12月の株式市場に波乱を起こすとしたら、その要因となりそうなのは長期金利米中貿易交渉の行方である。

「予防的利下げ」に終止符を打ったFRBはバランスシート再拡大に踏み出したが、FRBはあくまでこれは短期金融市場の混乱を抑えるためのテクニカルな措置であり金融緩和政策ではないという立場をとっている。TB(短期国債)を使ったバランスシート再拡大政策はこれまでのQEと異なりFRBが長期金利の低下に直接働きかけるものではなく、長期金利には上昇圧力が掛かりやすくなっている。

ここに来て世界的に景気悪化に歯止めがかかり始めている兆候があるうえ、金融政策が限界に来ている欧州が財政政策に向かう可能性が高くなってくるなど、まだ先のこととはいえ政策的な変化によって今後は長期金利に上昇圧力が掛かりやすくなることが想像される。

また、12月は金融機関の決算期にもあたりドル需要が強まる時期でもある。こうした季節要因も加わってか、為替市場ではFRBがバランスシート再拡大政策を採用してからもドル指数は高止まりしている。
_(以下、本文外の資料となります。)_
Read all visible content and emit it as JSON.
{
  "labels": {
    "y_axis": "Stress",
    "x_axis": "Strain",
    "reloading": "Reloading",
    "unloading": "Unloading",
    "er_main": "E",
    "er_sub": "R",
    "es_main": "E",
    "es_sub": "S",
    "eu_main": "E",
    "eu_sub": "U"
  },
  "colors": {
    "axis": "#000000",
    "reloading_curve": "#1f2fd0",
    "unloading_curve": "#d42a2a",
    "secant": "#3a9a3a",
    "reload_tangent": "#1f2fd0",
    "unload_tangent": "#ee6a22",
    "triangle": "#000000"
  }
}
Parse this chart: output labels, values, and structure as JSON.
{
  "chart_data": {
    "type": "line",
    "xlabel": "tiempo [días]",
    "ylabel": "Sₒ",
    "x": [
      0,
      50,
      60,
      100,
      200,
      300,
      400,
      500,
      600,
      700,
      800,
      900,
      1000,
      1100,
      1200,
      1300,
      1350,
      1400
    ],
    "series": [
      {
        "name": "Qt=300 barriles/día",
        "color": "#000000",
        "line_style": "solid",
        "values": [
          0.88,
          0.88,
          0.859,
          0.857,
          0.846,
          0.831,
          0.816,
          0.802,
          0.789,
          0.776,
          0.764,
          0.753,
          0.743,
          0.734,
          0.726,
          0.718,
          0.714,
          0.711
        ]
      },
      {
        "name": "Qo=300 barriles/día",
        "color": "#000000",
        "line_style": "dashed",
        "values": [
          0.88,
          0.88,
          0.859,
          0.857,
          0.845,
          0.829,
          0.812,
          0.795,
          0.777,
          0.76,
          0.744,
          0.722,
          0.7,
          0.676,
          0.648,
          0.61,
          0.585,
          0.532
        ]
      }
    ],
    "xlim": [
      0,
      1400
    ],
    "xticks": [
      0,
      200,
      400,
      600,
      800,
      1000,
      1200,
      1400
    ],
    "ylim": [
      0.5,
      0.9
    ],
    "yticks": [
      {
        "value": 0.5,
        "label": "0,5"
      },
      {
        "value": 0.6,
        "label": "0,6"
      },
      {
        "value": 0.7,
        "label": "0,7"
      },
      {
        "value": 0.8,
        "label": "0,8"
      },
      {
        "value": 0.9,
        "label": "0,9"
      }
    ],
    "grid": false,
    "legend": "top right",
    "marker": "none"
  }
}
幸い経済指標が堅調さを見せる中でもインフレは依然として目標水準を下回っており長期金利上昇を招くには至っていない。

長期金利上昇の火種は出始めているものの、暫くの間長期金利上昇の危険性が高くないとしたら、市場の波乱要因となるのは米中貿易交渉の動向ということになる。

米中貿易交渉が市場の命運を握る

大統領選挙は、2020年2月3日のアイオワ州党員集会でスタートする。

アイオワ州がスイングステートといわれトランプ大統領誕生の原動力となったラストベルトの一角でもあることを考えれば、トランプ大統領はアイオワ州の党員集会までは米中貿易交渉での成果をアピールし株価を高く保っておきたいはずである。

こうしたことを考えると、中国とのネゴシエーションなしに「香港人権・民主主義法案」に署名したとは考えにくい

記者会見で米国への報復措置を明言した中国外務省の報道官が、「いつ・どのような報復するのか」という記者からの問いに約5秒間沈黙したのも、中国側が有効な報復手段を持っていないことを露呈するとともに、米国側と何かしらのディールがなされていることを感じさせるものでもある。